In a right-angled triangle, the hypotenuse is 5, and one of the legs is 1 larger than the other, find the area of the triangle.
Let’s find the lengths of the legs of this right-angled triangle.
Let’s denote by x the length of the larger leg of this right-angled triangle.
The problem statement says that one of the legs is 1 more than the other. Consequently, the smaller leg is 1 less than the larger leg and its length is x – 1.

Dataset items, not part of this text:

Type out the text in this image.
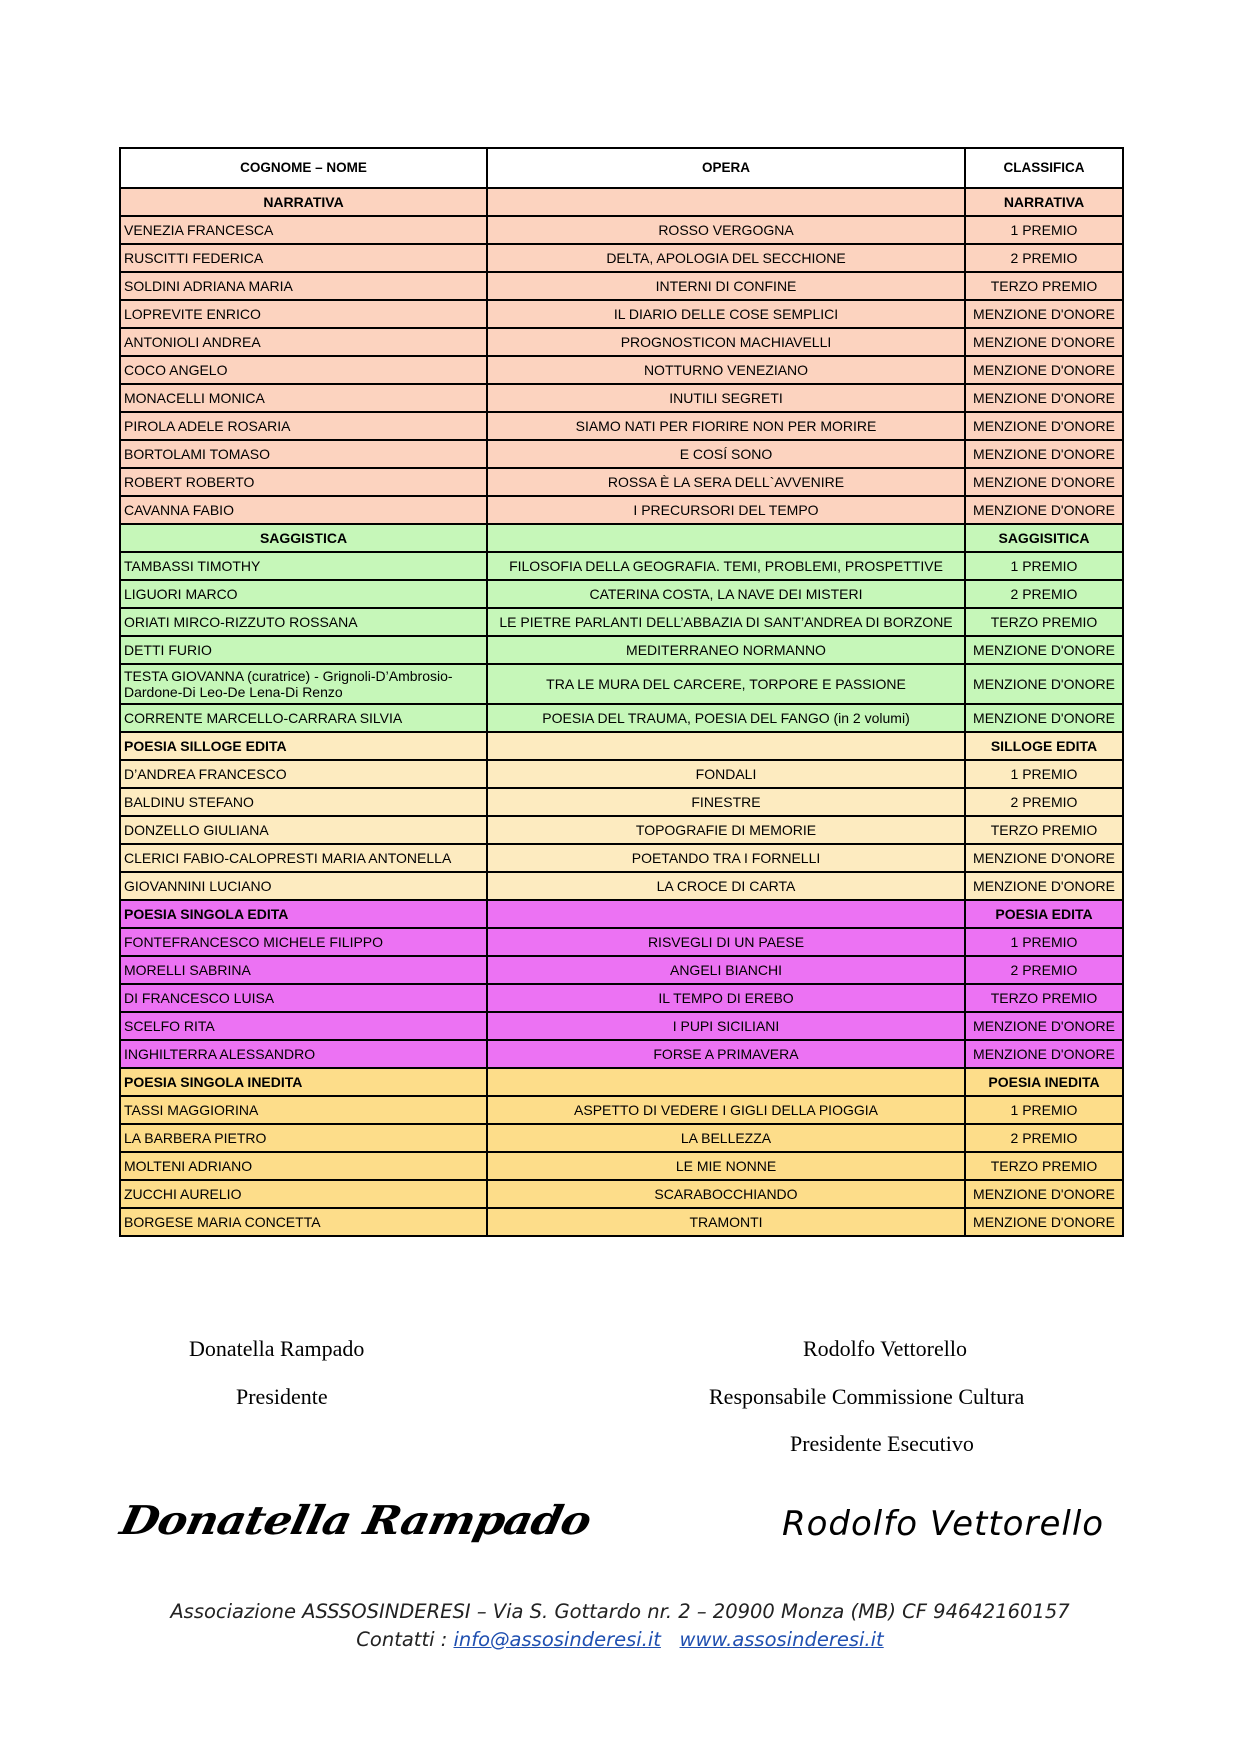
COGNOME – NOME	OPERA	CLASSIFICA
NARRATIVA		NARRATIVA
VENEZIA FRANCESCA	ROSSO VERGOGNA	1 PREMIO
RUSCITTI FEDERICA	DELTA, APOLOGIA DEL SECCHIONE	2 PREMIO
SOLDINI ADRIANA MARIA	INTERNI DI CONFINE	TERZO PREMIO
LOPREVITE ENRICO	IL DIARIO DELLE COSE SEMPLICI	MENZIONE D'ONORE
ANTONIOLI ANDREA	PROGNOSTICON MACHIAVELLI	MENZIONE D'ONORE
COCO ANGELO	NOTTURNO VENEZIANO	MENZIONE D'ONORE
MONACELLI MONICA	INUTILI SEGRETI	MENZIONE D'ONORE
PIROLA ADELE ROSARIA	SIAMO NATI PER FIORIRE NON PER MORIRE	MENZIONE D'ONORE
BORTOLAMI TOMASO	E COSÍ SONO	MENZIONE D'ONORE
ROBERT ROBERTO	ROSSA È LA SERA DELL`AVVENIRE	MENZIONE D'ONORE
CAVANNA FABIO	I PRECURSORI DEL TEMPO	MENZIONE D'ONORE
SAGGISTICA		SAGGISITICA
TAMBASSI TIMOTHY	FILOSOFIA DELLA GEOGRAFIA. TEMI, PROBLEMI, PROSPETTIVE	1 PREMIO
LIGUORI MARCO	CATERINA COSTA, LA NAVE DEI MISTERI	2 PREMIO
ORIATI MIRCO-RIZZUTO ROSSANA	LE PIETRE PARLANTI DELL’ABBAZIA DI SANT’ANDREA DI BORZONE	TERZO PREMIO
DETTI FURIO	MEDITERRANEO NORMANNO	MENZIONE D'ONORE
TESTA GIOVANNA (curatrice) - Grignoli-D’Ambrosio-Dardone-Di Leo-De Lena-Di Renzo	TRA LE MURA DEL CARCERE, TORPORE E PASSIONE	MENZIONE D'ONORE
CORRENTE MARCELLO-CARRARA SILVIA	POESIA DEL TRAUMA, POESIA DEL FANGO (in 2 volumi)	MENZIONE D'ONORE
POESIA SILLOGE EDITA		SILLOGE EDITA
D’ANDREA FRANCESCO	FONDALI	1 PREMIO
BALDINU STEFANO	FINESTRE	2 PREMIO
DONZELLO GIULIANA	TOPOGRAFIE DI MEMORIE	TERZO PREMIO
CLERICI FABIO-CALOPRESTI MARIA ANTONELLA	POETANDO TRA I FORNELLI	MENZIONE D'ONORE
GIOVANNINI LUCIANO	LA CROCE DI CARTA	MENZIONE D'ONORE
POESIA SINGOLA EDITA		POESIA EDITA
FONTEFRANCESCO MICHELE FILIPPO	RISVEGLI DI UN PAESE	1 PREMIO
MORELLI SABRINA	ANGELI BIANCHI	2 PREMIO
DI FRANCESCO LUISA	IL TEMPO DI EREBO	TERZO PREMIO
SCELFO RITA	I PUPI SICILIANI	MENZIONE D'ONORE
INGHILTERRA ALESSANDRO	FORSE A PRIMAVERA	MENZIONE D'ONORE
POESIA SINGOLA INEDITA		POESIA INEDITA
TASSI MAGGIORINA	ASPETTO DI VEDERE I GIGLI DELLA PIOGGIA	1 PREMIO
LA BARBERA PIETRO	LA BELLEZZA	2 PREMIO
MOLTENI ADRIANO	LE MIE NONNE	TERZO PREMIO
ZUCCHI AURELIO	SCARABOCCHIANDO	MENZIONE D'ONORE
BORGESE MARIA CONCETTA	TRAMONTI	MENZIONE D'ONORE
Donatella Rampado
Presidente
Rodolfo Vettorello
Responsabile Commissione Cultura
Presidente Esecutivo
Donatella Rampado	Rodolfo Vettorello
Associazione ASSSOSINDERESI – Via S. Gottardo nr. 2 – 20900 Monza (MB) CF 94642160157
Contatti : info@assosinderesi.it www.assosinderesi.it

According to the condition of the problem, the hypotenuse of this right-angled triangle is 5, therefore, using the Pythagorean theorem, we obtain the following equation:
x ^ 2 + (x – 1) ^ 2 = 5 ^ 2.
Solving this equation, we get:
x ^ 2 + x ^ 2 – 2x + 1 = 25;
2x ^ 2 – 2x + 1 – 25 = 0;
2x ^ 2 – 2x – 24 = 0;
x ^ 2 – x – 12 = 0;
x = (1 ± √ (1 + 4 * 9)) / 2 = (1 ± √49) / 2 = (1 ± 7) / 2;
x = (1 + 7) / 2 = 8/2 = 4.
We find the second leg:
x – 1 = 4 – 1 = 3.
Find the area of the triangle:
4 * 3/2 = 12/2 = 6.
Answer: the area of the triangle is 6.